Example: The in-class essay was a breeze
or Her voice is music to my ears.
Metonymy: The name of a related object is substituted for the subject at hand.
Examples:
The suits are in a meeting. (The suits stand for business people.)
May I lend you a hand? (Hand means help.)
Narrative: Poetry that tells a story, featuring elements of plot and character.
Ode: A long and elaborate lyric poem, often dignified or formal in tone, written to praise something of something, or to mark an important occasion.
Onomatopoeia: The use of words that imitate the sounds they represent.
Example: The bacon sizzled. The bees buzzed.
Oxymoron: Two contradictory words or phrases are combined in a single expression.
Examples: screaming silence; wise fool; cruel kindness.
Paradox: A statement or idea that at first glance appears illogical, but reveals some truth.
Examples: “What a pity that youth must be wasted on the young.”
– George Bernard Shaw
Truth is honey which is bitter.
Pastoral: Poetry that concerns life in the country, meadows, forests, etc.
Pathetic Fallacy: Nature or setting details reflect the mood or events in a poem.

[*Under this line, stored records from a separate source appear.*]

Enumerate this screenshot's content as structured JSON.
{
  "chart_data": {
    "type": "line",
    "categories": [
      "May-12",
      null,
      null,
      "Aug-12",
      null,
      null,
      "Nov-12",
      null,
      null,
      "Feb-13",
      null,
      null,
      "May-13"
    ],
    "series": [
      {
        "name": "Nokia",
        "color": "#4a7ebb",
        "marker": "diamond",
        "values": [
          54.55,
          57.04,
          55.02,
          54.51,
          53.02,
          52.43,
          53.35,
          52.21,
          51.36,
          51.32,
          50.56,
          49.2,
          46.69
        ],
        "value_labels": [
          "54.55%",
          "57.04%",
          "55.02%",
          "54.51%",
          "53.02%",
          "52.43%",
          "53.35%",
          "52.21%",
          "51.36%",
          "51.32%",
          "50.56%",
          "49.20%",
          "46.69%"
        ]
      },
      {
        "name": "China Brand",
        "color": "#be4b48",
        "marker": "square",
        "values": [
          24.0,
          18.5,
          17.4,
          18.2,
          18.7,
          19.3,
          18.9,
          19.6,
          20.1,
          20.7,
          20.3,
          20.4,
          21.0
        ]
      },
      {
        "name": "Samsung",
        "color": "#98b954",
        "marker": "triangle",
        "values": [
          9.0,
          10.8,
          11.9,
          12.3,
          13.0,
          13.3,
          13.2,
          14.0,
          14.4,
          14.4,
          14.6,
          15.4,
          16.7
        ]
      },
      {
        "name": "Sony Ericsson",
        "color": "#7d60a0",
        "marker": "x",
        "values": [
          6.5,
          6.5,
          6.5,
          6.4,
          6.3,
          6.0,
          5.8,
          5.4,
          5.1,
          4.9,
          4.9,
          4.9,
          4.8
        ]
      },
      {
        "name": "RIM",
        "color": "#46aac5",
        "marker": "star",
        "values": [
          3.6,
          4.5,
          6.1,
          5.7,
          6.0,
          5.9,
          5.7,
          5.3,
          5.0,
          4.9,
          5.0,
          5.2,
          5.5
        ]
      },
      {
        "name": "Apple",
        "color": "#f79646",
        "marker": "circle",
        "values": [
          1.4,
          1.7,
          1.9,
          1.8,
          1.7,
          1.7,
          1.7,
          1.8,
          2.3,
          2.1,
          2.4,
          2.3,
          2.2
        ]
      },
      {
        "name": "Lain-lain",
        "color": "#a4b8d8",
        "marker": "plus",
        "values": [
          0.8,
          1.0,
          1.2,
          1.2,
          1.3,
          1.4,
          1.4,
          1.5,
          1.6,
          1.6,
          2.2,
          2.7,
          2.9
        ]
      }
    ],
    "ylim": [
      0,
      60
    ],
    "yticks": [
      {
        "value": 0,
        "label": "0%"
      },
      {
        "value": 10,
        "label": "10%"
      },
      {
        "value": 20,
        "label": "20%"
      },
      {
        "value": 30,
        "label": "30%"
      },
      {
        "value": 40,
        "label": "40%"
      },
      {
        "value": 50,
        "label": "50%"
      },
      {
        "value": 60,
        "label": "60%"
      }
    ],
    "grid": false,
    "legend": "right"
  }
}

Example: During the intense argument, a thunderstorm howls outside.
Pathos: The quality in a work of art or literature that arouses feelings of pity, sorrow or sympathy in the reader or viewer.
Personification: Inanimate objects, animals or abstract ideas are endowed with human qualities.
Examples: Joyful day stood upon the mountaintops.
The trees danced in the wind.
Pun: Word playing involving a) the use of a word with two different meanings and b) the use of homonyms.
Example: I wondered why the baseball was getting bigger; then it hit me.
Quatrain: A stanza of four lines.
Refrain: A line or lines repeated at intervals during a poem, usually at the end of each stanza.
Rhetoric: The art of persuasion (by the way of diction, register, phrasing, etc), in speaking or writing.
Satire: Ridicule meant to expose folly, vice, or shortcomings of others through the use of humor.
Simile: A comparison of two dissimilar objects using “like,” “as,” or “than.”
Example: Her cheeks are red like a rose.
Sonnet: Lyric poem of fourteen lines and a regular rhyme scheme.
Petrarchan Sonnet: The first eight lines are called the octave, while the final six are called the sestet. Rhyme scheme is abba abba cdecde.
Shakespearean Sonnet: Written in iambic pentameter and finishing with a rhyming couplet. Rhyme Scheme of abab cdcd efef gg.
Synecdoche: The name of a part of an object is substituted for the whole object. Compare to metonymy.
Example: Calling a car “wheels” is a synecdoche because a part of a car “wheels” stands for the whole car.